RE: ISSUE-115: was ACTION-141

<Rigo>Next issue is permission control over time. If a user has set DNT=0 for some interactions and now switches to sensitive things like surfing for medical information, the user can turn on DNT=1 and the site will take the safeguards promised by the compliance document. But once a click-wrap permission is given and overrides every future action, how would or could the user revoke such a permission? </Rigo>

Rigo I really see this the other way. I would turn on DNT:1 to protect me from sites with which I do not have a relationship. If I want to disable a specific site from tracking me based on a setting at that site I would change the setting or logoff from the site. This is the same way that Private Browsing works. It doesn't prevent sites from identifying you if you log into the sight.

I actually find your scenario a bit vague as well.  You say "surfing" as if it is across multiple sites. Generally users don't set permissions at many sites where they may be browsing. If this is still something you want to pursue, can you provide a more concrete scenario where research sites are given permission to create profiles of the user such that they can ignore DNT?

Thanks,
JC


-----Original Message-----
From: Rigo Wenning [mailto:rigo@w3.org] 
Sent: Monday, March 05, 2012 10:20 AM
To: public-tracking@w3.org
Cc: Shane Wiley
Subject: ISSUE-115: was ACTION-141

Hi Shane, 

this was Re: ACTION-141: Draft text on DNT Expressing a Tracking Preference

I think you're addressing exactly the ISSUE-115. The question you raise is
mainly: 

In case of conflict between a DNT header and some other expression of preference outside the DNT context, it is ALWAYS the outside context that prevails. This is tricky for the following reason: 

Imagine an attacking scenario (this is imagination attacking model like in security consideration and parallels to reality are pure coincidence and not intended). In this scenario, a service would have a click-wrap license that contains a web-wide tracking permission in its general conditions on page 42. 
This hidden thingy would override a DNT selection that is much closer to the context, the current request. It also would mean that the browser is offering configuration options that have no meaning anymore only because a service has some out of band permission in the general clauses on page 42. This would mean that the user can be pretty confused as her mind will be probably closer to the concrete context of the actual request then to the out of band permission by general conditions. 

Next issue is permission control over time. If a user has set DNT=0 for some interactions and now switches to sensitive things like surfing for medical information, the user can turn on DNT=1 and the site will take the safeguards promised by the compliance document. But once a click-wrap permission is given and overrides every future action, how would or could the user revoke such a permission?

Saying that, the conflict expressed above is a very common one in legal matters. And there are some good algorithms to resolve those conflicts,
including: 
 - newer expressions override older expressions
 - more specific expressions override general expressions 

So while I think Action-141 is done, I read from this that you're not satisfied yet with ISSUE-115. I think we haven't found a satisfactory solution yet, unfortunately.
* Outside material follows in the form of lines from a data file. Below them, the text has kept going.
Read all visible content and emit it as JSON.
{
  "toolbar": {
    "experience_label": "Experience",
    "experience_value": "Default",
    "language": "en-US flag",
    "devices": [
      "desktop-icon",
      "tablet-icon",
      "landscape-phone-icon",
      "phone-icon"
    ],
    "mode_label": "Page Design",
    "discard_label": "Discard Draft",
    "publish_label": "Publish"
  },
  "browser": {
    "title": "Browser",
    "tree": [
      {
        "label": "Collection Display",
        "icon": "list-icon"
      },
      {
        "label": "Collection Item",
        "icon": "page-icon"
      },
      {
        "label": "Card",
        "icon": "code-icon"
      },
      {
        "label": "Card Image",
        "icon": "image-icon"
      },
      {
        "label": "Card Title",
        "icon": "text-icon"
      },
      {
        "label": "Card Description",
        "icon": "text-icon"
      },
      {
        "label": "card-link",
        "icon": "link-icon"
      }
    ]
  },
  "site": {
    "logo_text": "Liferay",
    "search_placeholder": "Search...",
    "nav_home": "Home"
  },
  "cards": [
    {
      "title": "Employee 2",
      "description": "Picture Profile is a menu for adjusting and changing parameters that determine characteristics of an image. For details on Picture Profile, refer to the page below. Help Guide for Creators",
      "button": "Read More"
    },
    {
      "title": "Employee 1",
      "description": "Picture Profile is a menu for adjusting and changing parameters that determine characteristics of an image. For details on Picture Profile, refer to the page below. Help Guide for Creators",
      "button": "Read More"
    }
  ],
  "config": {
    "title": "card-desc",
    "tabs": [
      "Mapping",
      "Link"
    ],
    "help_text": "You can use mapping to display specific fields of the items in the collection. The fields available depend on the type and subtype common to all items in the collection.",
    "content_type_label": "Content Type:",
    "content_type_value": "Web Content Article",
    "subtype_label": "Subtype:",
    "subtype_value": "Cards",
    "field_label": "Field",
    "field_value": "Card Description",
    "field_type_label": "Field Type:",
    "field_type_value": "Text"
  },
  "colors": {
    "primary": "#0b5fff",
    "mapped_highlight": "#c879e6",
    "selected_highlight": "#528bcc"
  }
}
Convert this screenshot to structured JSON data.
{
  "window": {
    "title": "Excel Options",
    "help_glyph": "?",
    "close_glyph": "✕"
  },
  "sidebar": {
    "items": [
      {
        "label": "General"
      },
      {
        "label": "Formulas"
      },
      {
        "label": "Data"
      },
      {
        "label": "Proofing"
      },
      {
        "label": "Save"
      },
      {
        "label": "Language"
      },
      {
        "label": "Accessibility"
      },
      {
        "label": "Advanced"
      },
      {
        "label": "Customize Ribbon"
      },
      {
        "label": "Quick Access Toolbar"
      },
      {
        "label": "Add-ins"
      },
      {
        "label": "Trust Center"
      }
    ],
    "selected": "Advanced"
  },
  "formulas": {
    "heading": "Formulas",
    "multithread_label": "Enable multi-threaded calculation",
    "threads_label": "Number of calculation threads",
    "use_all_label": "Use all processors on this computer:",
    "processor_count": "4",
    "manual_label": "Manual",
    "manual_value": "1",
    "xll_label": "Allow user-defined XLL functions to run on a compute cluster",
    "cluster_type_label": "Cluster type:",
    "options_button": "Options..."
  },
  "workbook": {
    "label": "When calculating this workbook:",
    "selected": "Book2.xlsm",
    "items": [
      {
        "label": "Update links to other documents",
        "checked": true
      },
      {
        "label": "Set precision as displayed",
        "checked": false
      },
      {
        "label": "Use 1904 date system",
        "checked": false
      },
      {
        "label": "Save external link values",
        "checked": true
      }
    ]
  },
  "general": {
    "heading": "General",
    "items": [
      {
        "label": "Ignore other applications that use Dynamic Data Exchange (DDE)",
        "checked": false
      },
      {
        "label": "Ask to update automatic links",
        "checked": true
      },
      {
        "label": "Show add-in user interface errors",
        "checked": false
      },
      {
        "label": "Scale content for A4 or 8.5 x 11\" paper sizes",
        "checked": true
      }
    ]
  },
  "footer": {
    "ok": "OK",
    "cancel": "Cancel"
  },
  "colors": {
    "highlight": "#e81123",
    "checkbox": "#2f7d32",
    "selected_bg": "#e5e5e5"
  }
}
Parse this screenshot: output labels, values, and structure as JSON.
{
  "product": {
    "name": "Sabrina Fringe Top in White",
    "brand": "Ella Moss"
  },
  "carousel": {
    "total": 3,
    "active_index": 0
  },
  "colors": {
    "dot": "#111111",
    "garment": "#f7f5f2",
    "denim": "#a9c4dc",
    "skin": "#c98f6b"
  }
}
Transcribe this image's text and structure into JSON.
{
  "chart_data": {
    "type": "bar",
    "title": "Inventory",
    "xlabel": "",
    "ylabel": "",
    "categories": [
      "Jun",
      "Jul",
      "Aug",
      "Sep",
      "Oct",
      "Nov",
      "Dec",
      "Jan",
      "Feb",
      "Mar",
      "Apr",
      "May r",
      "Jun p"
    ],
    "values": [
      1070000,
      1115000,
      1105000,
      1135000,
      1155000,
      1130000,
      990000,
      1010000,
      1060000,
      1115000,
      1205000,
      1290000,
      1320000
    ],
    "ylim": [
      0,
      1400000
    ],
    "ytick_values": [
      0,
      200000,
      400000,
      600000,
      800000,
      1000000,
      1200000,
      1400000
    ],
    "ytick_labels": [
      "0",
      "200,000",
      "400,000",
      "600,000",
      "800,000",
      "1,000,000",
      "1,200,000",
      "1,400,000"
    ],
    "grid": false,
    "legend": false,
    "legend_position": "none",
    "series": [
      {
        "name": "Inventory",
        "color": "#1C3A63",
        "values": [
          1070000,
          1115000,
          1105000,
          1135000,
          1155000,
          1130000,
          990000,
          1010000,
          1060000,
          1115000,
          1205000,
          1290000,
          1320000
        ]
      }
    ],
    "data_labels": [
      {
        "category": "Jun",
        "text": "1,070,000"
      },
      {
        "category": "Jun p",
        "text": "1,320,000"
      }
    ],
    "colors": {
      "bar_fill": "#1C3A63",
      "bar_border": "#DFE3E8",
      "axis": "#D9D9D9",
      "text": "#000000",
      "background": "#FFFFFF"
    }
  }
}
Any idea better than 'all other will override' or 'all DNT will override'?

Best, 

Rigo

On Monday 05 March 2012 04:48:15 Shane Wiley wrote:
> Rigo,
> 
> Thank you for developing this draft language.  Outside of smaller 
> subjective edit suggestions I'll save for now, there does appear to be 
> a larger logic issue towards the end of the text which I believe will need to be modified:
> 
> "Likewise, servers might make use of other preference information 
> outside the scope of this protocol, such as site-specific user 
> preferences or third-party registration services, to inform or adjust 
> their behavior when no explicit preference is expressed via this protocol."
> 
> In the circumstance of "site-specific user preferences or third-party 
> registration services" I believe we would consider these out-of-band 
> user consent structures and therefore the language around "when no 
> explicit preference is expressed via this protocol" is an incorrect 
> statement as even WITH a preference expressed via this protocol, the 
> out-of-band user consent would trump.
> 
> I would recommend you remove the last portion of the sentence starting 
> with "when".
> 
> Result:
> ""Likewise, servers might make use of other preference information 
> outside the scope of this protocol, such as site-specific user 
> preferences or third-party registration services, to inform or adjust their behavior."